# Diablo 3 revelations cause a stir



## SFF Chronicles News (Oct 20, 2013)

*1st August 2011 07:12 PM*

Darren Allan







 Diablo 3 is the hugely awaited next instalment of the classic action RPG from Blizzard.

 But the latest revelations regarding the game haven’t gone down well with many sections of the community.

 So what’s causing all the hoo-hah? First of all, Diablo 3 will require players to be online to play. There’ll be no offline mode, which has caused many a giant bee to settle in some player’s bonnets of rage +6.

 The reason for the online stipulation is to monitor the game and safeguard against cheating, and the importance of this is tied into a second fact which has caused even more of an outcry.

 Players will be able to sell stuff at the game’s auction house not just for gold pieces, but for real money. Hence why it’s so important to stop cheats, as if they could generate a super weapon for themselves, they could flog it for a pile of cash. And you could bet there’d be a whole lot of that going on.

 Certainly introducing the ability to sell loot for real world cash is the most controversial move Diablo 3 is making. Blizzard, while not selling equipment directly, will get a small percentage of player-to-player trades.

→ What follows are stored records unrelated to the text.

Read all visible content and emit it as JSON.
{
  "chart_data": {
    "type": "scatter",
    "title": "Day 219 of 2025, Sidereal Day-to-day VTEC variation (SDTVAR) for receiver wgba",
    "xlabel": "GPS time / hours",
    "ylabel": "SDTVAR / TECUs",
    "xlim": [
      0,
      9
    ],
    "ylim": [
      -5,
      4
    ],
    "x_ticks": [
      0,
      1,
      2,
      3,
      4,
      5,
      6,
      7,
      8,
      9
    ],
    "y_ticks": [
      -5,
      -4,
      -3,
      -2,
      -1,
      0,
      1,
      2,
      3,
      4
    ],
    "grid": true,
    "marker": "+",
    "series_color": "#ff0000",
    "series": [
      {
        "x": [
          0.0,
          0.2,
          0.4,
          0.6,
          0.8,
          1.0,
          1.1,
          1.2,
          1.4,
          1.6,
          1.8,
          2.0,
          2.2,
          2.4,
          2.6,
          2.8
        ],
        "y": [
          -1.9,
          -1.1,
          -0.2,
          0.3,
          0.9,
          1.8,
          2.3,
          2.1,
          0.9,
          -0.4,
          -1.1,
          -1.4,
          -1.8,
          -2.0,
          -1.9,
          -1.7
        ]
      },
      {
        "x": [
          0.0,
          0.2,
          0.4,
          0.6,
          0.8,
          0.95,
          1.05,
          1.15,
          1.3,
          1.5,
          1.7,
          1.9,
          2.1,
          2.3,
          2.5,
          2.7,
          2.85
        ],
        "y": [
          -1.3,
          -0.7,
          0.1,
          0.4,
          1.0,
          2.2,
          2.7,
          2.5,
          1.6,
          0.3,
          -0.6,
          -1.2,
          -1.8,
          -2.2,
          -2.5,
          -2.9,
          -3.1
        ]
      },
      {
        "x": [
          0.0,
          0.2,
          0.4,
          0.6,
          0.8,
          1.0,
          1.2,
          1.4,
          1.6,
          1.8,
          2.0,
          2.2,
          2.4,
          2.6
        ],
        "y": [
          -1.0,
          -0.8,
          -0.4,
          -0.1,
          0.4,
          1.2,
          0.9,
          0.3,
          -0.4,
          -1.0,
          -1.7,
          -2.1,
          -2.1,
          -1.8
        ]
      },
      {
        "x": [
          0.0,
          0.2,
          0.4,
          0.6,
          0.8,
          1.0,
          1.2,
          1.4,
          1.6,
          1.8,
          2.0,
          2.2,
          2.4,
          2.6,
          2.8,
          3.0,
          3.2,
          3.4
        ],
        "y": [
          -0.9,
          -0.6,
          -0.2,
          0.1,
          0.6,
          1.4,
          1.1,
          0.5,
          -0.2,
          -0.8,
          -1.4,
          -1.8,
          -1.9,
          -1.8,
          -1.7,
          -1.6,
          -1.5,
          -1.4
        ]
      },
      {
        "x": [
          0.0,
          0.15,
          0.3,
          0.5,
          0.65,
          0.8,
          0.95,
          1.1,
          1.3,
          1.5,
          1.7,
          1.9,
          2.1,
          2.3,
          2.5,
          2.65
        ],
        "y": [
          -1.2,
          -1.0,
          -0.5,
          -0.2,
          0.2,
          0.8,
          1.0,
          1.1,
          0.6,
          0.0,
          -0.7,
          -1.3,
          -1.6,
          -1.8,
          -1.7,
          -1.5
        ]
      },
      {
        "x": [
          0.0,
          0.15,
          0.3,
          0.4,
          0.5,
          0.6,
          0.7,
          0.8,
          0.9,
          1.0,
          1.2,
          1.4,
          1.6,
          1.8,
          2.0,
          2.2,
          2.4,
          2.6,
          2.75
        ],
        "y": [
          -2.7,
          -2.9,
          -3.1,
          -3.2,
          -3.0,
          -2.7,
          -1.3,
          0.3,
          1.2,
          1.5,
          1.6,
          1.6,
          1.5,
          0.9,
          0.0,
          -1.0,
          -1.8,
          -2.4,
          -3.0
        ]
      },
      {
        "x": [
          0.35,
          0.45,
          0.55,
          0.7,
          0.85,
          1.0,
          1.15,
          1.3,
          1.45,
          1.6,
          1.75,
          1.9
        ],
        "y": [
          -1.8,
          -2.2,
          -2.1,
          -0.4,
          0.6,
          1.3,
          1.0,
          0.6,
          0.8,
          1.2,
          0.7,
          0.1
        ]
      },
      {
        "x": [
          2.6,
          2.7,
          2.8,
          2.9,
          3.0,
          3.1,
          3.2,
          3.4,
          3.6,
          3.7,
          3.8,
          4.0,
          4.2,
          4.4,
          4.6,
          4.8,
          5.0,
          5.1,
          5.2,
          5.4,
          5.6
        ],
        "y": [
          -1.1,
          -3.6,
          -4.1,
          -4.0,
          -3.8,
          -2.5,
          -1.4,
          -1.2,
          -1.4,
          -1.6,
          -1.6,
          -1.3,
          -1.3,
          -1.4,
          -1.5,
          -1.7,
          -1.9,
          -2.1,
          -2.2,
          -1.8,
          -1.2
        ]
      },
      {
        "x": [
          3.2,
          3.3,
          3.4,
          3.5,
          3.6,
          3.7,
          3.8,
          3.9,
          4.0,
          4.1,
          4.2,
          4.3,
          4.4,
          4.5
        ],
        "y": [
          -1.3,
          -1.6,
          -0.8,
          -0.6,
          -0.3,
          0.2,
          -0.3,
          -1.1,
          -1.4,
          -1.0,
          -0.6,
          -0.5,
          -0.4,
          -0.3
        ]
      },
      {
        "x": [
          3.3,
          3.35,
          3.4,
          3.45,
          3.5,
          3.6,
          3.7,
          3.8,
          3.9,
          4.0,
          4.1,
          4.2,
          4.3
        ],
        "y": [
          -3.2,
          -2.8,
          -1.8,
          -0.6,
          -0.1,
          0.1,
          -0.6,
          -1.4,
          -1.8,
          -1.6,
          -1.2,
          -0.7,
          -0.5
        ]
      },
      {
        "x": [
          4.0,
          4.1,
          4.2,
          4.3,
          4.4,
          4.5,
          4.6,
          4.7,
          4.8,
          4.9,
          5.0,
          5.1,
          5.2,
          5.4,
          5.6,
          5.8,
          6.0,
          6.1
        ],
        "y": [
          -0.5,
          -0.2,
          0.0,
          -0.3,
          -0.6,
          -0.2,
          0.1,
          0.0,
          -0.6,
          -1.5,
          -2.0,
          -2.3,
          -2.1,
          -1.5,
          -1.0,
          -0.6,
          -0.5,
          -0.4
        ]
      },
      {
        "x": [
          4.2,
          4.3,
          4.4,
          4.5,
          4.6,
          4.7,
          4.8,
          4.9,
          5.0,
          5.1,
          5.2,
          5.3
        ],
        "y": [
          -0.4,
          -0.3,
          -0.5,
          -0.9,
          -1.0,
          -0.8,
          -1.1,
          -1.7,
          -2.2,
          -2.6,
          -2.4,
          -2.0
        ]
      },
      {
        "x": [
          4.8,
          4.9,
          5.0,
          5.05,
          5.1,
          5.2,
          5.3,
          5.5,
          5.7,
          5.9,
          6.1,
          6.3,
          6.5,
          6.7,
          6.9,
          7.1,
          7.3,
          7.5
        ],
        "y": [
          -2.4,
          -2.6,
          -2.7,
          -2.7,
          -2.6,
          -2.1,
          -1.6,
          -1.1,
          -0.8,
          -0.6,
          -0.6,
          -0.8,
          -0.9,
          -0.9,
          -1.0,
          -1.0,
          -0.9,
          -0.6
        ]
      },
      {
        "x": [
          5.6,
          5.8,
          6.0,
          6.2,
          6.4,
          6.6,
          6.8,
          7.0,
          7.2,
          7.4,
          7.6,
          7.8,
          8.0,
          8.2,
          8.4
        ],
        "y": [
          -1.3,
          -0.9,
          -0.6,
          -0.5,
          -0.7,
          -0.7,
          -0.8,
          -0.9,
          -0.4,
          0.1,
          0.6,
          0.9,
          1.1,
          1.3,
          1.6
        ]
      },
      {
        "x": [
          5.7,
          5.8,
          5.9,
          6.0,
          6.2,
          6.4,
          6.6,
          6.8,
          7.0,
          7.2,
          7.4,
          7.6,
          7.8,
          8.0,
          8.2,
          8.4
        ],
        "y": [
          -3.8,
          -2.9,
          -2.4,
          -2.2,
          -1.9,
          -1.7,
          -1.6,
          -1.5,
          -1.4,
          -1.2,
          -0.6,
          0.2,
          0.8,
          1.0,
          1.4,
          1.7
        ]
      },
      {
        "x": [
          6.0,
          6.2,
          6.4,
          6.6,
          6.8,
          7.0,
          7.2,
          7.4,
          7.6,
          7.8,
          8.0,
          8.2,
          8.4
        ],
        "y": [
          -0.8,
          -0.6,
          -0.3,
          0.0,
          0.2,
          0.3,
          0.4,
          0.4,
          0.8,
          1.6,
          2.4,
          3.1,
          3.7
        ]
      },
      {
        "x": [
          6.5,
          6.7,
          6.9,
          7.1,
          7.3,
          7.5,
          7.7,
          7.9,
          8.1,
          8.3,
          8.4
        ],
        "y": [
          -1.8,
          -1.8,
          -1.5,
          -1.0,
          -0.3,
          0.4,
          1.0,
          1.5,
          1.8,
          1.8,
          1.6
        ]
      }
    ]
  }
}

 The argument is that gold farming and folks buying equipment and money from farmers will happen anyway, on the “black” in-game market, so why not make it official, and ensure people aren’t ripped off by dodgy websites too.

 And that’s a fair point, but still the whole idea leaves us feeling a little uneasy somehow.

 We can’t say this will stop us playing Diablo 3 – if people want to buy big swords for real life money instead of getting the satisfaction of earning them in-game, that’s their problem. But we worry about where this is heading.

 The increase in micro-transactions as monetisation, and moves like Call of Duty bringing in Elite subscriptions, seem to point towards gaming inevitably becoming a more expensive habit (but via a more insidious, incremental spending nature).

 Finally, Diablo 3 becoming a closed non-cheaty system also means that Blizzard has outlawed modding from the game. Doubtless they will have lost some of their hardcore player base with these moves.

 Although any fiscal pain from lack of sales there is likely to very much be made up for by taking a cut of those pieces of shiny mithril armour and scythes of death dealing which are flying around at dollars a pop.


----------